Devem, ou não, manter-se os cortes extraordinários dos salários dos titulares de cargos políticos e gestores públicos e como devem ser pagos os titulares de cargos políticos?
Estas são duas discussões a que fomos convocados discutir na reta final do Orçamento do Estado, por via da proposta, aceite pelo Parlamento, de reversão do corte extraordinário, mas ao contrário daquilo que alguns defendem, estas discussões não devem ser confundidas e, por isso, neste artigo irei me focar na justiça, ou não, do corte extraordinário e o seu papel.
Falemos do corte. Aplicado desde 2010, esta foi uma das várias leis implementadas por José Sócrates com o objetivo de emendar a mão dos erros e dos buracos nas contas públicas nacionais. Assim, a partir de 1 de junho de 2010, quer os titulares de cargos políticos, desde o Presidente da República aos vereadores a tempo inteiro, mas também, os gestores públicos executivos e não executivos têm um corte de 5% da sua remuneração base ilíquida. Este corte teve um objetivo: sinalizar os sacrifícios que aí vinham e transmitir que também os titulares de cargos políticos e gestores públicos teriam de dar o exemplo, independentemente, de isso não se traduzir em receitas significativas. Era uma medida, em grande parte, simbólica. Importa então perguntar: Ainda se justifica esse simbolismo?
Muito se fala de este “ser o último corte salarial” que persiste da crise económica e financeira que levou à intervenção da Troika, mas se isso é verdade, importa mencionar também que há medidas, bem mais prejudiciais para a nossa economia e a nossa sociedade que os cortes salariais em funções públicas, políticas ou não.
Nessa mesma lei que implementou o corte, foi introduzido um aumento das taxas de IVA, um aumento que atualmente é praticamente impossível de reverter pois representaria uma diminuição de receita que muitos diriam ser impossível de sustentar para o nosso nível de despesa corrente atual. Outro exemplo, – este que me é muito caro enquanto liberal – foi nesse mesmo diploma legal que se instaurou a Derrama Estadual de IRC. O adicional ao imposto sobre os lucros das empresas que tornou o imposto progressivo, inflacionou a taxa estatutária máxima do imposto, prejudicando a competitividade fiscal da economia nacional e que se transformou num corte permanente na nossa economia, porque tornou-se impopular propor a sua revogação.

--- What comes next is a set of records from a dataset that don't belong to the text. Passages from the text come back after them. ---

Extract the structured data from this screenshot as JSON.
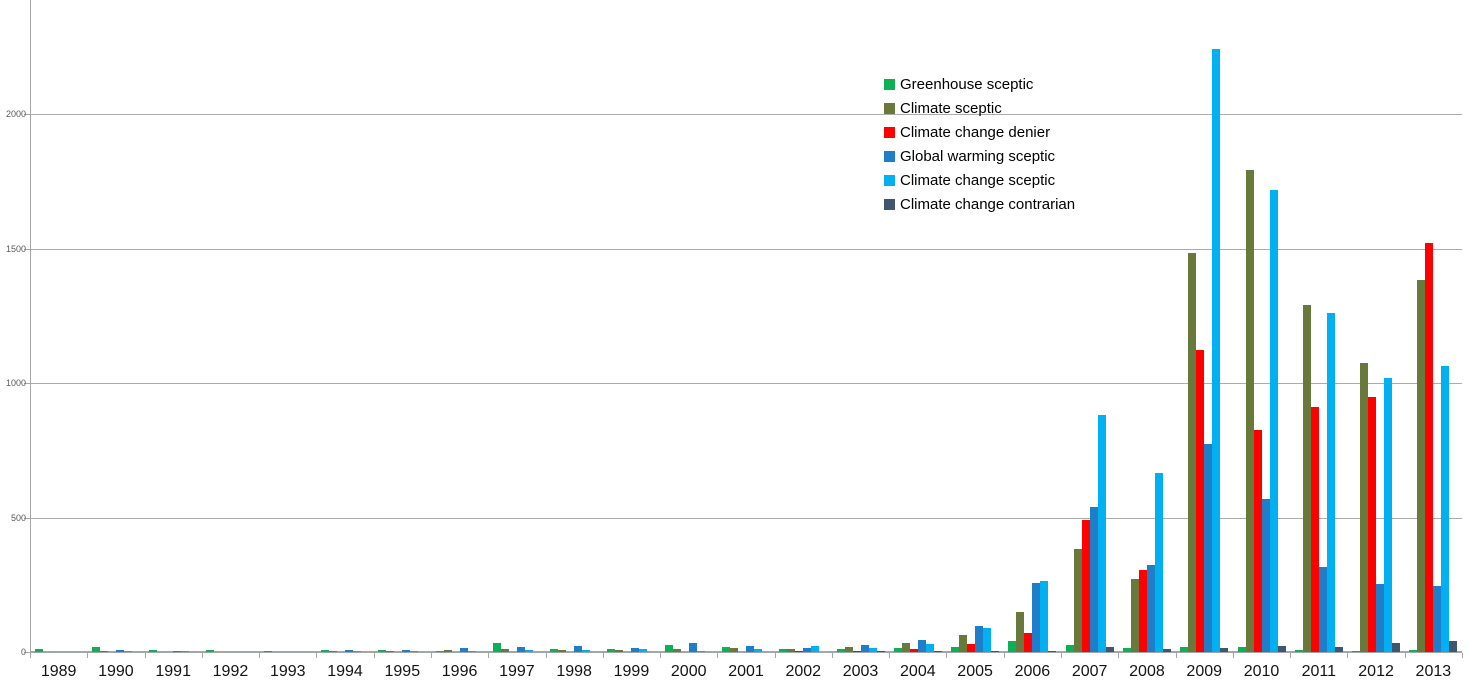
{
  "chart_data": {
    "type": "bar",
    "title": "",
    "xlabel": "",
    "ylabel": "",
    "categories": [
      "1989",
      "1990",
      "1991",
      "1992",
      "1993",
      "1994",
      "1995",
      "1996",
      "1997",
      "1998",
      "1999",
      "2000",
      "2001",
      "2002",
      "2003",
      "2004",
      "2005",
      "2006",
      "2007",
      "2008",
      "2009",
      "2010",
      "2011",
      "2012",
      "2013"
    ],
    "series": [
      {
        "name": "Greenhouse sceptic",
        "color": "#0cb155",
        "values": [
          10,
          17,
          7,
          7,
          2,
          8,
          8,
          3,
          32,
          10,
          12,
          27,
          17,
          12,
          12,
          16,
          20,
          40,
          25,
          15,
          20,
          18,
          8,
          5,
          8
        ]
      },
      {
        "name": "Climate sceptic",
        "color": "#68793b",
        "values": [
          0,
          2,
          0,
          0,
          0,
          2,
          2,
          8,
          10,
          7,
          7,
          12,
          15,
          12,
          20,
          35,
          65,
          148,
          385,
          270,
          1485,
          1795,
          1290,
          1075,
          1385
        ]
      },
      {
        "name": "Climate change denier",
        "color": "#fe0000",
        "values": [
          0,
          0,
          0,
          0,
          0,
          0,
          0,
          0,
          0,
          0,
          0,
          0,
          0,
          5,
          5,
          10,
          30,
          70,
          490,
          305,
          1125,
          825,
          910,
          950,
          1520
        ]
      },
      {
        "name": "Global warming sceptic",
        "color": "#1e7ec8",
        "values": [
          0,
          8,
          2,
          0,
          0,
          8,
          8,
          15,
          19,
          24,
          15,
          34,
          22,
          15,
          25,
          43,
          95,
          255,
          540,
          325,
          775,
          570,
          315,
          253,
          245
        ]
      },
      {
        "name": "Climate change sceptic",
        "color": "#00b0f0",
        "values": [
          0,
          2,
          2,
          0,
          0,
          2,
          2,
          2,
          7,
          6,
          12,
          5,
          12,
          22,
          16,
          31,
          90,
          265,
          880,
          665,
          2245,
          1720,
          1260,
          1020,
          1065
        ]
      },
      {
        "name": "Climate change contrarian",
        "color": "#3e576f",
        "values": [
          0,
          0,
          0,
          0,
          0,
          0,
          0,
          0,
          0,
          0,
          0,
          0,
          0,
          0,
          2,
          2,
          2,
          3,
          20,
          13,
          16,
          22,
          20,
          35,
          40
        ]
      }
    ],
    "ylim": [
      0,
      2426
    ],
    "yticks": [
      0,
      500,
      1000,
      1500,
      2000
    ],
    "ytick_labels": [
      "0",
      "500",
      "1000",
      "1500",
      "2000"
    ],
    "grid": true,
    "legend_position": "upper-middle-right"
  },
  "layout_colors": {
    "gridline": "#ababab",
    "axis": "#a6a6a6",
    "x_label_color": "#141414",
    "y_label_color": "#595959",
    "background": "#ffffff"
  }
}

Por estes motivos, acredito que sim, faz sentido manter o corte extraordinário dos salários dos titulares de cargos políticos, porque esse corte simboliza todos os sacrifícios impostos e que ainda se mantêm sem uma justificação que não seja a dependência do Estado no nível atual de receita fiscal que bate recordes. Desta forma, a cada vez que um decisor político receber o seu salário, terá um lembrete de que ainda existem medidas, para além desse corte, que afetam o país e os portugueses acima daquilo que representa estes 5%.
Outra discussão, igualmente relevante, mas diferente, é o nível e a forma de atualização dos salários dos titulares de cargos políticos. Sobre este ponto, importa fazer uma reflexão mais profunda, mas devo referir que os titulares de cargos políticos que agora estejam a exercer, todos eles, fazem, ou, pelo menos, deveriam fazer, as contas à sua remuneração sem contar com os 5% do corte, é o normal, considerando que persiste há 14 anos. Dessa forma, o corte é paralelo a tudo o resto que podemos abordar sobre a remuneração dos políticos.
Importa não confundir a manutenção do corte na remuneração dos titulares de cargos políticos e gestores públicos com aquilo que é a necessidade de refletir sobre o nível e a atualização das remunerações dos titulares de cargos políticos. Porque se é verdade que devem ser justamente remunerados para que se atraiam os melhores, por outro lado, não podemos esquecer que ainda hoje os portugueses e a economia nacional sofrem com as ações do passado e que não podemos esquecer da sua existência.